Wednesday, August 19, 2009

Summer's End

Technically, summer does not end until the autumnal equinox, which is more than a month away. But for me, as a child and as an adult, the first day of school has always signaled the end of summer. At my university, today was that day. Classes don't start until Tuesday (25 August), but faculty had to be back on campus today, for the first of three "in-service" days.

My professorial colleagues and I, as well as the staff, spent the day listening to a lot of people talk about things that, to me, were not very interesting. The President's "State of the University" talk was informative---and short. It was, in fact, the shortest speech of the day---about 15 minutes. The talk about student retention was also interesting and informative. But does the average professor, or the average maintenance man or groundskeeper, need to listen to an hour-long talk about what the university is doing to market itself? My opinion---and that of one of my colleagues, who was sitting next to me, and of the maintenance men and groundskeepers in the row behind us---was that we did not.
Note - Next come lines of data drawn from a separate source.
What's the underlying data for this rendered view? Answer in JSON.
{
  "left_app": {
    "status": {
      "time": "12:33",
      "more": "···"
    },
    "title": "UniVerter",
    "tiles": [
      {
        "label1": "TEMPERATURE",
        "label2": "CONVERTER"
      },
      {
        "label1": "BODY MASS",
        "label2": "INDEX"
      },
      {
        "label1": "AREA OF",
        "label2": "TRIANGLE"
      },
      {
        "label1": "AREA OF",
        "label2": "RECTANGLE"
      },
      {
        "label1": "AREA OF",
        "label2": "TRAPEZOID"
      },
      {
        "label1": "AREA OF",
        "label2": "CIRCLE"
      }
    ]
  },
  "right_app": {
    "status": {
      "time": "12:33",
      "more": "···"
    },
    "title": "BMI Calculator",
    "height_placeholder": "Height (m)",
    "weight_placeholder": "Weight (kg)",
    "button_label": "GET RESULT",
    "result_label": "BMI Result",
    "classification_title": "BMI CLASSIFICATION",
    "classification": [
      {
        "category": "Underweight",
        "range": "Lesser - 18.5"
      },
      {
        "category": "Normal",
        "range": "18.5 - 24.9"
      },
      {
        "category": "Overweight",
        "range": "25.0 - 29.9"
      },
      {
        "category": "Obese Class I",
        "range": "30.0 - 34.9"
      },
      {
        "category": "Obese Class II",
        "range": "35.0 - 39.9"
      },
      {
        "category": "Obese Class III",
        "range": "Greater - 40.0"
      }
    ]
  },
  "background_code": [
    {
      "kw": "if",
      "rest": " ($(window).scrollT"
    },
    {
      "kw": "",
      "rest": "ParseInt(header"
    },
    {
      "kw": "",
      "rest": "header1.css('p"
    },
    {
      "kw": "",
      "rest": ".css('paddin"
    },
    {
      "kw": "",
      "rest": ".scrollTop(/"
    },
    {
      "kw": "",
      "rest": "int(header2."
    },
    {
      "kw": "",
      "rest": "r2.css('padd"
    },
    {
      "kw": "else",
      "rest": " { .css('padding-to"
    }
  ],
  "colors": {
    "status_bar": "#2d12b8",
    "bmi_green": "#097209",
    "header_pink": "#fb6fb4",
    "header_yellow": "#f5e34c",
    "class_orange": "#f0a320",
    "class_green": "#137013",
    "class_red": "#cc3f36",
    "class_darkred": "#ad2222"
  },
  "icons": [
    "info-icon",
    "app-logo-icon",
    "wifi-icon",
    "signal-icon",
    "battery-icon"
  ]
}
In my opinion, a large chunk of the information presented today was not relevant to a professor. All we care about is that there are students to teach, preferably better, brighter students than in last year's freshman class. (And there will be---the university's enrollment is higher than it has been in 40 years.) Oh, and we'd like to be well-paid for our work.

As a department chair, I'd also like to have a full complement of faculty, instead of starting the year one professor short. But that situation isn't going to change between now and Tuesday, so I just have to grit my teeth and bear it. Two of my colleagues and I will be teaching an extra class.

The bad news of the day was that there was no mention today of the faculty salary increases the president talked about in his address last year. There's money alloted for building dorms and athletic facilities, money for renovations to older buildings, and money for lab equipment, but salaries were not mentioned.

The good news is that I finished another pair of socks, this one for my knitting buddy, Kathy. The pattern is Wendy Johnson's Seaweed Socks; the yarn was from Kathy's stash (which is orders of magnitude larger than mine). Kathy had vowed that 2009 was going to be her "Year of the Sock", and she has yet to knit a pair, so I made these to inspire her. Hopefully, she will knit a least one pair of socks before year's end.

Ever hopeful, I am attempting to knit two pair of socks this month. After several false starts, I gave up on the yarn I'd planned to use because I could not get the correct gauge, even with US2 needles. (I was getting 9 stitches per inch instead of 8.) Instead of a lovely, hand-painted blue-green-purple yarn, I'm using a solid blue. Having used this kind of yarn for the June socks, I know I can get gauge with a US1 needle. So I cast them on tonight. We will see if I can carve out enough time the rest of this week and next to knit a pair of socks.



  1. Found your blog. I need all the encouragement I can get and I do hope to finish more than one pair but I will not swear to that, especially since I just ripped out about 8 inches on the sweater I am knitting. Thanks for the socks.


  2. Kathy, you're very welcome. I'm sorry to hear that you had to rip out 8 inches on your sweater. Ouch!!! I'm wondering if this is the vest you have been working on, or if this is a sweater I have not yet seen.

  3. um, am I misreading your post, you are getting 9sts=1" on size 2US? You would need to go to a 2 1/2US or 3US to get about 8 sts then.

    Can you call me sometime when you are free during the day? I'm planning a sock day and wondered if you could do a book review and need to discuss dates available -- looking at Oct or Nov.

  4. Lea-Ann, you did not misread my post. I was getting 9 stitches/inch on a US2. Since I was getting 10 stitches/inch on a US1, I know I would need a US3 to get 8 stitches/inch, but I don't have a US3 circular needle. Also, I don't think socks are meant to be knit on such a large (relatively speaking) needle.